Im Grunde geht es bei Open Caching darum, die Interoperabilität von Caching-Systemen sicherzustellen, sodass alle Caches, die die Spezifikation unterstützen, reibungslos zusammenarbeiten, um Inhalte auszutauschen, zu speichern und auszuliefern. Dadurch können Content-Provider leichter mit ISPs kooperieren und einfach zu verwaltende Multi-CDN-Ökosysteme aufbauen, um neue Regionen zu erschließen, nachdem die großen Märkte zunehmend gesättigt sind und der Wettbewerbsdruck dort steigt. Sie speichern ihre Inhalte in den Caches lokaler ISPs zwischen, um sie verzögerungsfrei mit der hohen Videoqualität auszuliefern, nach der die Nutzer heute verlangen.

ISPs wiederum managen den Datenverkehr in ihren Netzen besser und sorgen dafür, dass ihre Kunden auch in Spitzenzeiten am Wochenende oder in den Abendstunden und in Zeiten erhöhter Nachfrage wie während der Lockdown-Phasen der Pandemie hohe Bandbreiten nutzen können. Zudem erschließen sie neue Umsatzchancen, indem sie Content-Providern komfortabel einzubindende Plug-and-Play-CDN-Services bieten.

Dank Open Caching kommt bei den Endkunden mehr Bandbreite an.
Standardisierter Informationsaustausch

Open Caching regelt den Informations- und Datenaustausch zwischen Open Cache Nodes (OCNs), CDN Open Cache Controllern (CDN OCCs) und Service Provider Open Cache Controllern (SP OCCs). Die einzelnen Spezifikationen beschreiben beispielsweise, wie sich die Systeme authentifizieren, wie sie die Netzwerkperformance, Bandbreiten und Speicherkapazitäten berechnen oder ihre Konfigurationen anpassen.

Die Inhalte lagern dabei in der Nähe der Endkunden auf den von ISPs betriebenen Open Cache Nodes, deren Steuerung die Service Provider Open Cache Controller übernehmen. Mit diesen SP OCCs handeln die CDN Open Cache Controller von Content-Providern oder spezialisierten CDN-Betreibern aus, welche Anforderungen an die Datenbereitstellung bestehen und an welchen OCN sie den Datenverkehr delegieren. Die SP OCCs konfigurieren die Knoten dann entsprechend.

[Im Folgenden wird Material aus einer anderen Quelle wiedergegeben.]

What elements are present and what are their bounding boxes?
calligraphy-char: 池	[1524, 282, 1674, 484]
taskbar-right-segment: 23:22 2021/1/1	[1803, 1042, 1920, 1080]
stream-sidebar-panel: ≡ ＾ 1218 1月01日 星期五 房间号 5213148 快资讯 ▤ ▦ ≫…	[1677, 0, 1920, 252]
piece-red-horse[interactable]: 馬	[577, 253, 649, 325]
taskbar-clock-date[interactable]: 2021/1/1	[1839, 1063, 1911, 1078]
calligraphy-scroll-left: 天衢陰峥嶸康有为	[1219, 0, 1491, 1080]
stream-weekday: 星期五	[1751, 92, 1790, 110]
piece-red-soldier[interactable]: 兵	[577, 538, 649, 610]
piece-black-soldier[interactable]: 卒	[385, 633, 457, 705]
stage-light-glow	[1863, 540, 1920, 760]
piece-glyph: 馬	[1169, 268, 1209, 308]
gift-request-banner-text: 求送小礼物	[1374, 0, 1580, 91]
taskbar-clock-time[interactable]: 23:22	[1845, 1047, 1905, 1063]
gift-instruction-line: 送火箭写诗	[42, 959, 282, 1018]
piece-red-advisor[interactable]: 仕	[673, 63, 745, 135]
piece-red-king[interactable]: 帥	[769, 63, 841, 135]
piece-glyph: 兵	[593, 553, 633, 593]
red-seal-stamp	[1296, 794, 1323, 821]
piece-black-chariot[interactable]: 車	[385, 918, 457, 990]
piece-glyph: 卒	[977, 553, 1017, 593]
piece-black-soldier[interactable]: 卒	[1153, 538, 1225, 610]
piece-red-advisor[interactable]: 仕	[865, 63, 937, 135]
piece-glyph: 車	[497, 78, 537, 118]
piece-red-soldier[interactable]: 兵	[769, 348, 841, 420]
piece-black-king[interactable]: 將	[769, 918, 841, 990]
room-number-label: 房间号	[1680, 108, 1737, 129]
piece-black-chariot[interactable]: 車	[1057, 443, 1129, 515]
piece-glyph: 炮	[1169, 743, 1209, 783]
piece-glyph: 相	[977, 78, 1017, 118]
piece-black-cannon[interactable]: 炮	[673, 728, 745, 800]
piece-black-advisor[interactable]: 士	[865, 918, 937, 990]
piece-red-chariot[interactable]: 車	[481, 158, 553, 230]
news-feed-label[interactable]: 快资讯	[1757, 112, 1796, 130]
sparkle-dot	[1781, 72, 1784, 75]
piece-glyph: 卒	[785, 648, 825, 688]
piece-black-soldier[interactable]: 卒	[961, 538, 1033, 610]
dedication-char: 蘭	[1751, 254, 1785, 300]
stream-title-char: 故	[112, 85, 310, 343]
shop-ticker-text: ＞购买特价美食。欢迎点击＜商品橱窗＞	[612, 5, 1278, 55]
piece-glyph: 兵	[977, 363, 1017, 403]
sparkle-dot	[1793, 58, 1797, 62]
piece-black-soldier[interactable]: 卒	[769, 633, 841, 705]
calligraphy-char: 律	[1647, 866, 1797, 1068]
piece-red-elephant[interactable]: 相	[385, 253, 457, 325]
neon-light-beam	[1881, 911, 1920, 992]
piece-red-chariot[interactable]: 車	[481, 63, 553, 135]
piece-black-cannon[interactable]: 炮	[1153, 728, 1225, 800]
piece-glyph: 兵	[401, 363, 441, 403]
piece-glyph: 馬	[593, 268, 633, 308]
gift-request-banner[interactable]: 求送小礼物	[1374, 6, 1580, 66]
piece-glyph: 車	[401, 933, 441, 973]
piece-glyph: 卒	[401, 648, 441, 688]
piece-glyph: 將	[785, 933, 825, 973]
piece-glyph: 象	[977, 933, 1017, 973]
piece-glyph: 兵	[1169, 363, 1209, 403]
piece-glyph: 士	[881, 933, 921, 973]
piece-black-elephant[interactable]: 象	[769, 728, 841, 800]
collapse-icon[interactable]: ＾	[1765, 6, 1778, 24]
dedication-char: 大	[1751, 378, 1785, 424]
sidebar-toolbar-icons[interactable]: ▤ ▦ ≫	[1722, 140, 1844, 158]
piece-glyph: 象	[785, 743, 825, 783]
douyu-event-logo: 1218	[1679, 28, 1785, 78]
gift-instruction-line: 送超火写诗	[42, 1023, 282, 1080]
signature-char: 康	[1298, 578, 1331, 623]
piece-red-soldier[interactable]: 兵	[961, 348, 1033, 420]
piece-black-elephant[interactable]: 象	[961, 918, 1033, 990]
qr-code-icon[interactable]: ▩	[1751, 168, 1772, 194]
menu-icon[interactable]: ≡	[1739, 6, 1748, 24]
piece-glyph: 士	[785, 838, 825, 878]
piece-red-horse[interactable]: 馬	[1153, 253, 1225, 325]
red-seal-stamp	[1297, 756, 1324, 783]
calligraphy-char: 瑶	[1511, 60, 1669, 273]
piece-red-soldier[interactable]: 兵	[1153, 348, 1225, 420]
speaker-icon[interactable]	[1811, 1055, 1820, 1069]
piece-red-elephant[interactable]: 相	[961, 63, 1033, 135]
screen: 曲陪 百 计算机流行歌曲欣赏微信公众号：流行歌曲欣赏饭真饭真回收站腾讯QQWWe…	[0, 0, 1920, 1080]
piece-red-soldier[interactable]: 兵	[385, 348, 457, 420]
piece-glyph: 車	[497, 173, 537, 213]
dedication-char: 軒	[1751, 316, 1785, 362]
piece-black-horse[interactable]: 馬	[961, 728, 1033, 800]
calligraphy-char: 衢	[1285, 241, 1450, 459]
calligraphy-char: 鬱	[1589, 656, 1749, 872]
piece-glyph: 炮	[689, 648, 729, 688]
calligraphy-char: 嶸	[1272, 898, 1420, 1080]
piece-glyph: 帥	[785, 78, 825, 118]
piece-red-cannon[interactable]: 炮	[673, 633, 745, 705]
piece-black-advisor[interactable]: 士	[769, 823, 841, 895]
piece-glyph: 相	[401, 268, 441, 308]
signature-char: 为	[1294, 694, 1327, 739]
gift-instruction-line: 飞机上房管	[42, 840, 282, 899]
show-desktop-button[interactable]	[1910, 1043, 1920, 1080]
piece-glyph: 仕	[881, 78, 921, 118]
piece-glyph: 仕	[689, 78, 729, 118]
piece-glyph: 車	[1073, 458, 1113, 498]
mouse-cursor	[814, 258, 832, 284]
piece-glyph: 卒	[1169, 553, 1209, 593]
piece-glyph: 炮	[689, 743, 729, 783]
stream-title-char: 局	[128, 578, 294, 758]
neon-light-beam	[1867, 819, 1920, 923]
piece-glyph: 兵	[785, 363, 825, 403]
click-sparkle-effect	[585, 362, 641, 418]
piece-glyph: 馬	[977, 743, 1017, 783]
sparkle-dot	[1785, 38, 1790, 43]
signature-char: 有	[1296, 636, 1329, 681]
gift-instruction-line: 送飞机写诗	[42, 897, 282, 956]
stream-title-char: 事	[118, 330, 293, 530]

Einige Spezifikationen wie die »Open Caching Relayed Token Authentication« und die »Open Caching Performance Measurement Specification« hat die Open Caching Working Group im vergangenen Jahr fertiggestellt, andere wie die »Configuration and Meta-Data API« sollen in den kommenden Wochen und Monaten folgen. Obwohl die Arbeiten noch laufen, stößt Open Caching bereits auf breites Interesse im Markt – einige der wichtigsten Streaming Anbieter und ISPs wollen auf die Spezifikationen setzen, darunter Disney+ und British Telecom. Für die Streaming Video Alliance kommt es nun darauf an, dieses Momentum zu nutzen und Open Caching als Industriestandard zu etablieren.